Foto: René Gerritsen
wetenschap

Marijke Gnade neemt afscheid van de UvA, maar graaft door in Satricum: ‘Er valt nog zoveel te ontdekken’

Sija van den Beukel,
3 mei 2023 - 09:57

Na een carrière van 35 jaar docent mediterrane archeologie aan de UvA gaat Marijke Gnade met emeritaat. Haar positie als bijzonder hoogleraar archeologie van pre-Romeinse culturen in centraal Italië wordt vooralsnog niet opgevolgd.
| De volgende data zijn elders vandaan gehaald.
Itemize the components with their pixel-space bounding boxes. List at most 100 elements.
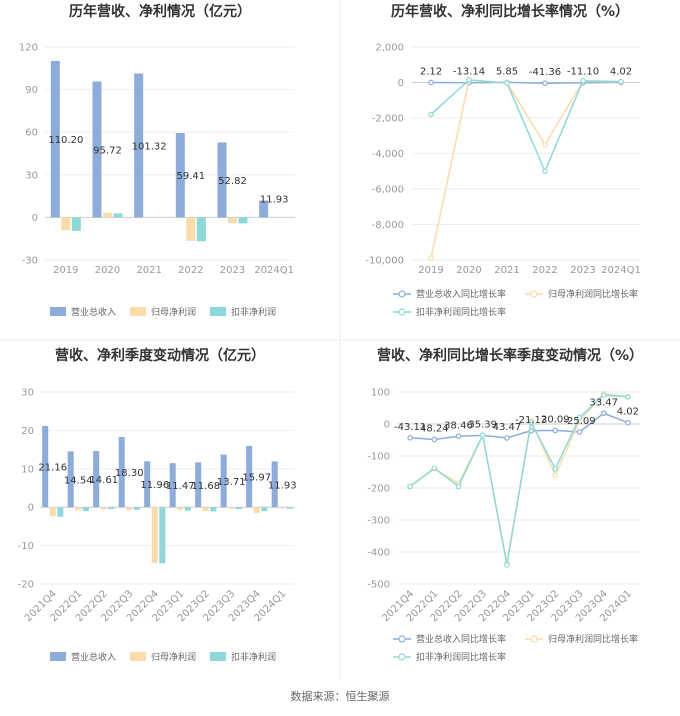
series-point-0: [542, 80, 548, 87]
legend-label: 归母净利润同比增长率: [548, 633, 638, 645]
series-point-1: [552, 472, 559, 479]
bar-0: [246, 445, 253, 508]
legend-swatch: [50, 307, 66, 316]
data-label: 21.16: [38, 463, 67, 474]
bar-2: [184, 507, 191, 511]
legend-label: 扣非净利润: [231, 306, 276, 318]
series-point-1: [428, 255, 434, 262]
bar-1: [228, 217, 237, 224]
y-tick-label: -2,000: [372, 114, 404, 125]
chart-title: 营收、净利同比增长率季度变动情况（%）: [377, 347, 643, 364]
data-label: 110.20: [48, 135, 83, 146]
y-tick-label: -20: [18, 580, 34, 591]
legend-marker: [398, 653, 406, 661]
chart-title: 历年营收、净利同比增长率情况（%）: [391, 3, 629, 20]
series-point-2: [504, 561, 510, 568]
legend-label: 营业总收入同比增长率: [416, 288, 506, 300]
legend-swatch: [50, 652, 66, 661]
x-tick-label: 2021: [494, 265, 519, 276]
bar-1: [75, 507, 82, 511]
legend-label: 营业总收入: [71, 651, 116, 663]
bar-0: [259, 200, 269, 218]
data-label: -13.14: [453, 67, 485, 78]
series-point-0: [552, 427, 559, 434]
series-point-2: [479, 432, 486, 439]
data-label: -21.13: [515, 415, 547, 426]
series-point-2: [504, 80, 510, 86]
bar-2: [159, 507, 166, 564]
data-label: -41.36: [529, 67, 561, 78]
series-point-2: [528, 419, 534, 426]
legend-label: 营业总收入同比增长率: [416, 633, 506, 645]
data-label: 11.68: [191, 481, 220, 492]
x-tick-label: 2019: [53, 265, 78, 276]
y-tick-label: 0: [32, 213, 38, 224]
data-label: 59.41: [177, 171, 206, 182]
legend-label: 营业总收入: [71, 306, 116, 318]
bar-2: [113, 213, 123, 218]
bar-2: [108, 507, 115, 510]
series-point-2: [625, 393, 631, 400]
data-label: -43.11: [394, 422, 426, 433]
legend-marker: [530, 635, 538, 643]
y-tick-label: 60: [25, 128, 38, 139]
legend-label: 归母净利润同比增长率: [548, 288, 638, 300]
bar-1: [279, 507, 286, 509]
data-label: 43.47: [493, 422, 522, 433]
y-tick-label: -400: [367, 548, 390, 559]
legend-marker: [398, 308, 406, 316]
series-point-0: [576, 429, 583, 435]
y-tick-label: 0: [384, 420, 390, 431]
bar-0: [217, 142, 227, 218]
y-tick-label: 20: [21, 426, 34, 437]
bar-1: [253, 507, 260, 513]
x-tick-label: 2022: [532, 265, 557, 276]
data-label: 95.72: [93, 145, 122, 156]
y-tick-label: -30: [22, 256, 38, 267]
data-label: 14.54: [64, 475, 93, 486]
bar-1: [202, 507, 209, 512]
bar-1: [228, 507, 235, 509]
bar-1: [177, 507, 184, 510]
series-point-2: [407, 483, 413, 490]
bar-1: [49, 507, 56, 517]
y-tick-label: 120: [19, 43, 38, 54]
x-tick-label: 2020: [95, 265, 120, 276]
series-point-2: [618, 78, 624, 85]
data-label: 2.12: [420, 66, 442, 77]
legend-swatch: [210, 307, 226, 316]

Haar opgraving van het antieke Satricum wordt wel voortgezet, maar niet aan de UvA. ‘Zo’n project mag je niet stoppen natuurlijk.’

Afgelopen woensdagmiddag sprak hoogleraar Marijke Gnade (1956) haar afscheidscollege ‘Het pre-Romeins voorbij’ uit in de goed bezochte Aula van de UvA in de Oude Lutherse Kerk. Vijftien jaar eerder introduceerde ze in diezelfde kerk de Volsken, de bergbewoners die in de Apennijnen leefden vóór het Romeinse Rijk. Die ontdekking deed ze bij de opgravingen van Satricum, een antieke nederzetting tussen Rome en Napels.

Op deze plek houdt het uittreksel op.